Black kids don't cry

With every passing SABC weather bulletin, Simon Gear looks more like Graham Hart. Standing that close to all those weather systems does nothing to slow the ageing process, and each time he shaves his hair for the cancer shavathon, a little less grows back.

Regardless, Simon did nothing this morning to explain why the air in Jo’burg is hot and heavy in a way it should only be in Durban.
Or hell. I can’t tell the difference.

The robots are down at the intersection of Empire and Louis Botha. And everywhere else. This is the edge of the city, it’s a weekday morning and it’s a mess. But a quiet one.

A year ago, when this kind of thing didn’t happen all the time, we would’ve gone mad—the low-slung Opel Astra with blacked-out windows, the 1400 Nissan bakkie with the too-tall driver leaning forward in his seat, trying to dry the sweat off the back of his shirt, the taxis, their drivers and the packs of people inside—but now, we are unnaturally calm.

The front edge of Hillbrow looks down on the intersection, shrugs its shoulders and wipes its brow with the back of its hand. Hillbrow has been eating chaos for breakfast for some time now.

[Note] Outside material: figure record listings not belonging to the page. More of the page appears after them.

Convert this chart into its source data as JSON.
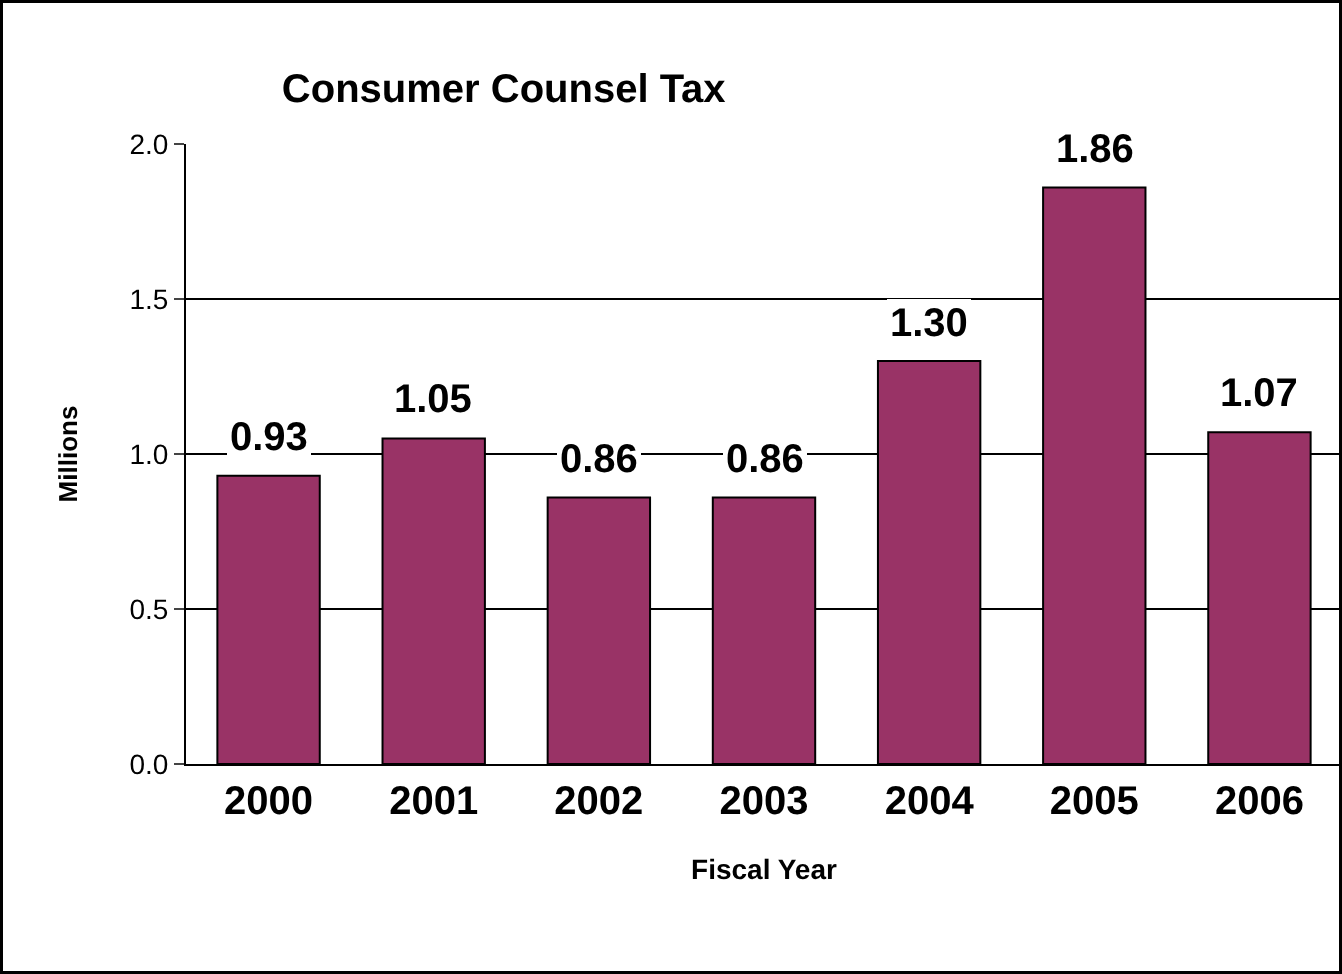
{
  "chart_data": {
    "type": "bar",
    "title": "Consumer Counsel Tax",
    "xlabel": "Fiscal Year",
    "ylabel": "Millions",
    "categories": [
      "2000",
      "2001",
      "2002",
      "2003",
      "2004",
      "2005",
      "2006"
    ],
    "values": [
      0.93,
      1.05,
      0.86,
      0.86,
      1.3,
      1.86,
      1.07
    ],
    "color": "#993366",
    "ylim": [
      0,
      2.0
    ],
    "yticks": [
      {
        "value": 0,
        "label": "0.0"
      },
      {
        "value": 0.5,
        "label": "0.5"
      },
      {
        "value": 1.0,
        "label": "1.0"
      },
      {
        "value": 1.5,
        "label": "1.5"
      },
      {
        "value": 2.0,
        "label": "2.0"
      }
    ],
    "value_labels": [
      "0.93",
      "1.05",
      "0.86",
      "0.86",
      "1.30",
      "1.86",
      "1.07"
    ],
    "grid": "y"
  }
}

I’d be calmer if the guy bleeding in the passenger seat would stop crying like a baby.

About half an hour ago, my friend Daniel took the term “hand blender” too literally and experienced the appliance’s power and push-button convenience in a new and unexpected way. On the thumb of his left hand. Now, the dish towel he’s wrapped around it won’t be good for anything other than mopping up plum juice.

Daniel was watching CNBC Africa while making himself a breakfast smoothie with mango, papaya and flaxseed oil.

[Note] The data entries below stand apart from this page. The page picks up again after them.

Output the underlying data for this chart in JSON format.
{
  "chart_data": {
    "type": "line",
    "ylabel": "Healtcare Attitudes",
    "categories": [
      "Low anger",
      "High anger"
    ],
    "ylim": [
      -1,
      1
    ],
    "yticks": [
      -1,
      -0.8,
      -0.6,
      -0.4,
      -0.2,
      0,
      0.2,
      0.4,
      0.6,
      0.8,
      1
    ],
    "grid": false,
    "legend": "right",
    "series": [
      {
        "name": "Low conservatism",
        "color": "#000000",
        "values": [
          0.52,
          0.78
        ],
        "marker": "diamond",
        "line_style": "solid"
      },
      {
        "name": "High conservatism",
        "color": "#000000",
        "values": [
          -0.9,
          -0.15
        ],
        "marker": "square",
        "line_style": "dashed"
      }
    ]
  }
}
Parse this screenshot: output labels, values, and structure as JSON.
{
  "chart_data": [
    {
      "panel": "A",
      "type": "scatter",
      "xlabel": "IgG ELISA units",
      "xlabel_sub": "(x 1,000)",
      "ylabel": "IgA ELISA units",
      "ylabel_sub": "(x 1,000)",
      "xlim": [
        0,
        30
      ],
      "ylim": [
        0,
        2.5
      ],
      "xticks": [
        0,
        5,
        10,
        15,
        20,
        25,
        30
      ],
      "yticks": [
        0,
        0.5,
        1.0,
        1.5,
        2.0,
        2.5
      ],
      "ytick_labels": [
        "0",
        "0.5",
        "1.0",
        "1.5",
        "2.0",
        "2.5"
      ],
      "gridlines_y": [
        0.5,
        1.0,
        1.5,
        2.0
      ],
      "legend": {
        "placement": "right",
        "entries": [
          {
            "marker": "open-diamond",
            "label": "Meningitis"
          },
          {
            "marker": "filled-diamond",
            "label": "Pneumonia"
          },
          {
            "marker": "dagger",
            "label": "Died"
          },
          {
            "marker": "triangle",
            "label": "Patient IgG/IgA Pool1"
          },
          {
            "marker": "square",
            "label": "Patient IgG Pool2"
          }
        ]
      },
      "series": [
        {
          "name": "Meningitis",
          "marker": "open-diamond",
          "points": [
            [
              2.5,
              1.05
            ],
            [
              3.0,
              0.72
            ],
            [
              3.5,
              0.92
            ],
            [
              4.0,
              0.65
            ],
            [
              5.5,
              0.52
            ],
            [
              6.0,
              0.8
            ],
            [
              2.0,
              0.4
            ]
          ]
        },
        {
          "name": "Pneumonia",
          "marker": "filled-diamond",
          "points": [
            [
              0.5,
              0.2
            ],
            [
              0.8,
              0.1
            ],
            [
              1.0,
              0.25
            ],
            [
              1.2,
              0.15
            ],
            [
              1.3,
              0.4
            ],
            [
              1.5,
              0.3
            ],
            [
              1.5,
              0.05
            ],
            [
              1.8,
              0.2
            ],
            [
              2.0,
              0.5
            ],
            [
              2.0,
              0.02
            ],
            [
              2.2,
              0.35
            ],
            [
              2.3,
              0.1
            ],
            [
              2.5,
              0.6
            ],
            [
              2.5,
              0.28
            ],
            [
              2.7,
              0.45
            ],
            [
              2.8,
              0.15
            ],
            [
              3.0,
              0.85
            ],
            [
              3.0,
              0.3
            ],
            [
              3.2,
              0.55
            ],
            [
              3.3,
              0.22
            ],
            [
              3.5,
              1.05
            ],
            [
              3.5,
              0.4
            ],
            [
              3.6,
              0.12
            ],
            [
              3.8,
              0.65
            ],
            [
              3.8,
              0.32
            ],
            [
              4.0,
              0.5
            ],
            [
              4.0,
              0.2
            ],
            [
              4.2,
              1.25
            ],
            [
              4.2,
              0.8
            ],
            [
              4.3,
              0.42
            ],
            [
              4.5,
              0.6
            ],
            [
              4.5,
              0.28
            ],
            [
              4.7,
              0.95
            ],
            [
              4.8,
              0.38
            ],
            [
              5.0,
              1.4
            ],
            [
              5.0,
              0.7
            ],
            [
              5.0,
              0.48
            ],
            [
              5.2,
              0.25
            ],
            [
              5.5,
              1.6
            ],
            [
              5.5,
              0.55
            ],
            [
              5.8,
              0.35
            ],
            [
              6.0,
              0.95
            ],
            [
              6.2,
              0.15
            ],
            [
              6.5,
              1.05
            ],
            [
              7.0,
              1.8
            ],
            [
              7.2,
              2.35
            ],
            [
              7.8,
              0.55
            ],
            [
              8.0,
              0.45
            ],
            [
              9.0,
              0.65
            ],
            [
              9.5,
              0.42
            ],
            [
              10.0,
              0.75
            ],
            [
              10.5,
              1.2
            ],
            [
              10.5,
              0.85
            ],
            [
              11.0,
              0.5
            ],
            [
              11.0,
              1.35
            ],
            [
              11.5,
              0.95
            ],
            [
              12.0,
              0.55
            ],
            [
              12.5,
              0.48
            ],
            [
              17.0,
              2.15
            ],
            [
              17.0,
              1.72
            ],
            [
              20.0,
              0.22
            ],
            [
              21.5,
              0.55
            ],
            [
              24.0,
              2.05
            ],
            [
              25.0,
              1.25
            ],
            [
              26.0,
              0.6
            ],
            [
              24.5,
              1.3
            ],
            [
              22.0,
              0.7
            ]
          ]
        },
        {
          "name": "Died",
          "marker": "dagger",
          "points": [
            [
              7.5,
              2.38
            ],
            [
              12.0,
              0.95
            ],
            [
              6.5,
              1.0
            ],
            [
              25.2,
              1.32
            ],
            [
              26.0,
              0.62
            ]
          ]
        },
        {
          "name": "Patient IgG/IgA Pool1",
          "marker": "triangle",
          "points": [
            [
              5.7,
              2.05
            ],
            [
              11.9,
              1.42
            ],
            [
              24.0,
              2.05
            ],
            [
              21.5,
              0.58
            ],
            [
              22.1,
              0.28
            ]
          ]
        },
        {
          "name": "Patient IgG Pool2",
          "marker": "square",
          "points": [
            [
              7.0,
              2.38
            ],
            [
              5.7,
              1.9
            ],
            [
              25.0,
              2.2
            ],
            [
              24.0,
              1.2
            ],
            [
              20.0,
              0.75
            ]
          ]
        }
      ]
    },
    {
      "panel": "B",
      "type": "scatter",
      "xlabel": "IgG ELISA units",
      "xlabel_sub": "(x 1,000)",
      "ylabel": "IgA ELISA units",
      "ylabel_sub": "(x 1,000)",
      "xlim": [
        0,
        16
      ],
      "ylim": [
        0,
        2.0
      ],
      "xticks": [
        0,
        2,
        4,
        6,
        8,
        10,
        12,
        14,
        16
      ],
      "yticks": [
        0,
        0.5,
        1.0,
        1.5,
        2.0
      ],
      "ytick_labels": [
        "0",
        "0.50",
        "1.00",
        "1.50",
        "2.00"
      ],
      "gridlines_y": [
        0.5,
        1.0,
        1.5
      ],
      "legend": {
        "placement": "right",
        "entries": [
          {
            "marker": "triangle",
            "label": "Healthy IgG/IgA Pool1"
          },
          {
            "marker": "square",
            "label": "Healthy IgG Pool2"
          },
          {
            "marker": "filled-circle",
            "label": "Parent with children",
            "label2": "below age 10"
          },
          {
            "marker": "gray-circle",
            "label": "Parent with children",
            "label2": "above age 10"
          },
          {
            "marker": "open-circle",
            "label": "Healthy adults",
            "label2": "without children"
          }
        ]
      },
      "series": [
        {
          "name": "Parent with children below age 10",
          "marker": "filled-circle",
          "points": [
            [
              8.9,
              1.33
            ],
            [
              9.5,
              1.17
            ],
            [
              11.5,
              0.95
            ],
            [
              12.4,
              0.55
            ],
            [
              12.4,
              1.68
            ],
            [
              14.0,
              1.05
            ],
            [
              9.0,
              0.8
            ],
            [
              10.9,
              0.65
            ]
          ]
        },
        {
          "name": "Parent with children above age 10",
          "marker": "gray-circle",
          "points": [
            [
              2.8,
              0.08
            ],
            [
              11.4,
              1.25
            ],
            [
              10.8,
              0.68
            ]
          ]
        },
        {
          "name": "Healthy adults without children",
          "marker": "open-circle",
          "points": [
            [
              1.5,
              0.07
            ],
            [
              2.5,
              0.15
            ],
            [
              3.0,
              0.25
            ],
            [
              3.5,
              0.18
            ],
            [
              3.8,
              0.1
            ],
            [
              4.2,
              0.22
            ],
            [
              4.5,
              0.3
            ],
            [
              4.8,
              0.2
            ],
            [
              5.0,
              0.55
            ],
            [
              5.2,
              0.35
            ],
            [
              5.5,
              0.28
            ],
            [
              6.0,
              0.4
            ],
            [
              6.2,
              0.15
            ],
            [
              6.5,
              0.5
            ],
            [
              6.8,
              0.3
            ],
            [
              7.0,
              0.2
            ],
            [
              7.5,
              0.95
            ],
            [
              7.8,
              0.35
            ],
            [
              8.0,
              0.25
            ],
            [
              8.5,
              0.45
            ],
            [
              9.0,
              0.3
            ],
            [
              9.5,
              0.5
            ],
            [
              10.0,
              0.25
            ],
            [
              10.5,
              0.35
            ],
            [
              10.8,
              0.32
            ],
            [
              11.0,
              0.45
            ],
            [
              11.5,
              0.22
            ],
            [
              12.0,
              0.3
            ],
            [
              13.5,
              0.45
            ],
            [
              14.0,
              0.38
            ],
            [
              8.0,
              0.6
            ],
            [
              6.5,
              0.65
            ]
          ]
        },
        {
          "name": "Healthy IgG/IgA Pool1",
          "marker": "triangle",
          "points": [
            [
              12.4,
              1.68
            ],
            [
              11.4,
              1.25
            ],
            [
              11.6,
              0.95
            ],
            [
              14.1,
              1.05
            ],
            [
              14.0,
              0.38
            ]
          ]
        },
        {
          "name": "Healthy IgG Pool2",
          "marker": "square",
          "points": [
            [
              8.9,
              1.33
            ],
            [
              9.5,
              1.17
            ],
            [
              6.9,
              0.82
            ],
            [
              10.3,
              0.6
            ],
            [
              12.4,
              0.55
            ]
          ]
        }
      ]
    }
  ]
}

A pretty girl in a business shirt cut like a corset explained sulkily that the economy is going to shit. She sashayed aside to make room for a series of graphs that ran so low the TV nearly tipped off the stand.

Daniel, an importer who cares very deeply about the relationship betwixt the rand and dollar, was so hypnotised by the glamorous amalgam of breasts and bad news that he noticed too late his thumb had stopped the blades from spinning.

I figure that it’s going to take forever to get to the kind of hospital people-like-us go to, so I head for Johannesburg General. We get there a ruler’s length at a time.

Casualty smells like pee and disinfectant. Red lino floors, neon lights, some of them flickering.

Daniel is taken behind a powder-blue curtain, brown in some places. He tries to swallow his whimpers as he goes. In the far corner, somebody throws up. In the corridor, a doctor snaps at a nurse. Behind the front desk, a nurse snaps at a doctor.

This is not Grey’s Anatomy. This is Dickens does Jozi.

Sister Semelane is a large woman with hair like a helmet and gold-rimmed glasses. If a truck could wear a navy blue cardigan, it might be mistaken for her. Which is why I don’t argue when she tells me very calmly to take a seat next to the nurse’s station. She takes a seat behind it.

That’s when I see the boy a few paces ahead of me on a gurney. Four or five years old in a brown, checked short-sleeve shirt and his underpants. He’s distressed, breathing loudly, but still far less agitated than a kid should be when there’s a bit of femur sticking out of his leg. He looks like a car hit him. I guess one did.

Damn, I cry watching Happy Feet. And not the stoic, manly cry, a single tear running down my cheek. The ugly cry that has me flagging people out of the room, wailing: “Please! I don’t want you to see me this way.”

Recently, Hillary Clinton, in her bid to become leader of the free world, has been crying after losses, after victories, after lunch.

Not this kid.

The doctor, a tall German, says to him: “Josiah, if you don’t help me get this needle into your arm, I’m going to have to poke you twice.”

Josiah takes a deep breath. He stretches his arm out and looks straight ahead.

“That’s a brave little boy,” I say, turning to Sister Semelane.

Haibo,” she says, barely looking up. “Black kids don’t cry.”

Daniel steps out of his cubicle, smiling, a little embarrassed, thumb bandaged and splinted into a permanent thumbs-up.